AWS Polly TTS is available for converting text to speech:

```python
from vision_agents.plugins import aws

tts = aws.TTS(
    region_name="us-east-1",
    voice_id="Joanna",  # AWS Polly voice ID
    engine="neural",  # 'standard' or 'neural'
    text_type="text",  # 'text' or 'ssml'
    language_code="en-US"
)

# Use in agent
agent = Agent(
    llm=aws.LLM(model="qwen.qwen3-32b-v1:0"),
    tts=tts,
    # ... other components
)
```

## Function Calling

### Standard LLM (aws.LLM)

The standard LLM implementation **fully supports** function calling. Register functions using the `@llm.register_function` decorator:

```python
from vision_agents.plugins import aws

llm = aws.LLM(
    model="qwen.qwen3-32b-v1:0",
    region_name="us-east-1"
)

@llm.register_function(
    name="get_weather",
    description="Get the current weather for a given city"
)
def get_weather(city: str) -> dict:
    """Get weather information for a city."""
    return {
        "city": city,
        "temperature": 72,
        "condition": "Sunny"
    }
```

### Realtime (aws.Realtime)

The Realtime implementation **fully supports** function calling with AWS Nova 2 Sonic.
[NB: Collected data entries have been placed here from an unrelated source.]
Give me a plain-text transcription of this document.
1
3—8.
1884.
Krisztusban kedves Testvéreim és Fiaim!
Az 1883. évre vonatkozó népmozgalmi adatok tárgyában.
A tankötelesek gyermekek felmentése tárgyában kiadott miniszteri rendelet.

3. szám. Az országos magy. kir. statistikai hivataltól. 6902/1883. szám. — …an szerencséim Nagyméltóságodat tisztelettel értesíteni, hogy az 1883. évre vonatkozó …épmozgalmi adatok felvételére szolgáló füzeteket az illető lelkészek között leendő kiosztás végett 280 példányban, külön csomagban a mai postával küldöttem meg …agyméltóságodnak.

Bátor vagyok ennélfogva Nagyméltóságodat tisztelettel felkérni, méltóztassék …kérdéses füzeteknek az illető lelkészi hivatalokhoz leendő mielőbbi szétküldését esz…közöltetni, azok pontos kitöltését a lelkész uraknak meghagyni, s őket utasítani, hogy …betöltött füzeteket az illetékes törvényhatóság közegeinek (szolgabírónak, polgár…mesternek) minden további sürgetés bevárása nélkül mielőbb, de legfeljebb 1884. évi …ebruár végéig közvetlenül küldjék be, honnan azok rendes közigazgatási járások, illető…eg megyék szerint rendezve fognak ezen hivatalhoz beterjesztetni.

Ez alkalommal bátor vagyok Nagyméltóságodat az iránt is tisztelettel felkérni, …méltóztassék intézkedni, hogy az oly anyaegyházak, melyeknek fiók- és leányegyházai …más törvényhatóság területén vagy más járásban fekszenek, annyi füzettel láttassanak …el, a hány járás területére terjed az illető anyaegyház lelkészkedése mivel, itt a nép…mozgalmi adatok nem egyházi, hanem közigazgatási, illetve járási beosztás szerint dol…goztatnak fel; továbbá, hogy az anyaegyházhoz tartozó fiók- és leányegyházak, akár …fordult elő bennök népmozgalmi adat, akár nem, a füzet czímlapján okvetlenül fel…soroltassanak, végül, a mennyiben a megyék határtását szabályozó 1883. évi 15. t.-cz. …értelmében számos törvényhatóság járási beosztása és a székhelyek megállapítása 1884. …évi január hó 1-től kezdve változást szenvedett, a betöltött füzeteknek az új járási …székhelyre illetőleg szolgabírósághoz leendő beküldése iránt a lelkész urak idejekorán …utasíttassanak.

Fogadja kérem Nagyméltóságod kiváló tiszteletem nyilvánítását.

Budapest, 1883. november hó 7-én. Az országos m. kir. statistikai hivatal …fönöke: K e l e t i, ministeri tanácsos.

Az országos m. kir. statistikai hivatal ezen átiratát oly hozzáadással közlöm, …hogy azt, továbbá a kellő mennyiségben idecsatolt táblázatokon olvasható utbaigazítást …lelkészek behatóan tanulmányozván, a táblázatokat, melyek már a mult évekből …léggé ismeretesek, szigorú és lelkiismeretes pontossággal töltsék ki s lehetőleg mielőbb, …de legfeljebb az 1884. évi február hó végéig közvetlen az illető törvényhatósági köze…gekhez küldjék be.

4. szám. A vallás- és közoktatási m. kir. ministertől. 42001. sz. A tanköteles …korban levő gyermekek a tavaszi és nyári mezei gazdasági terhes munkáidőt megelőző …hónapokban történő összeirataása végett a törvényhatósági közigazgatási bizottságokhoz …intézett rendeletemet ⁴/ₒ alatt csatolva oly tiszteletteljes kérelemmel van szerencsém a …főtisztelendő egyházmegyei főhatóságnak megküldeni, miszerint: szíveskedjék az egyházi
Register functions using the `@llm.register_function` decorator:

```python
from vision_agents.plugins import aws

llm = aws.Realtime(
    model="amazon.nova-2-sonic-v1:0",
    region_name="us-east-1",
    voice_id="matthew"
)

@llm.register_function(
    name="get_weather",
    description="Get the current weather for a given city"
)
def get_weather(city: str) -> dict:
    """Get weather information for a city."""
    return {
        "city": city,
        "temperature": 72,
        "condition": "Sunny"
    }

# The function will be automatically called when the model decides to use it
```

See `example/aws_realtime_function_calling_example.py` for a complete example.

## Configuration

### Environment Variables

Create a `.env` file with the following variables:

```
STREAM_API_KEY=your_stream_api_key_here
STREAM_API_SECRET=your_stream_api_secret_here

AWS_BEDROCK_API_KEY=
AWS_ACCESS_KEY_ID=
AWS_SECRET_ACCESS_KEY=
AWS_REGION=us-east-1

CARTESIA_API_KEY=
DEEPGRAM_API_KEY=
```

Make sure your `.env` file is configured before running the examples.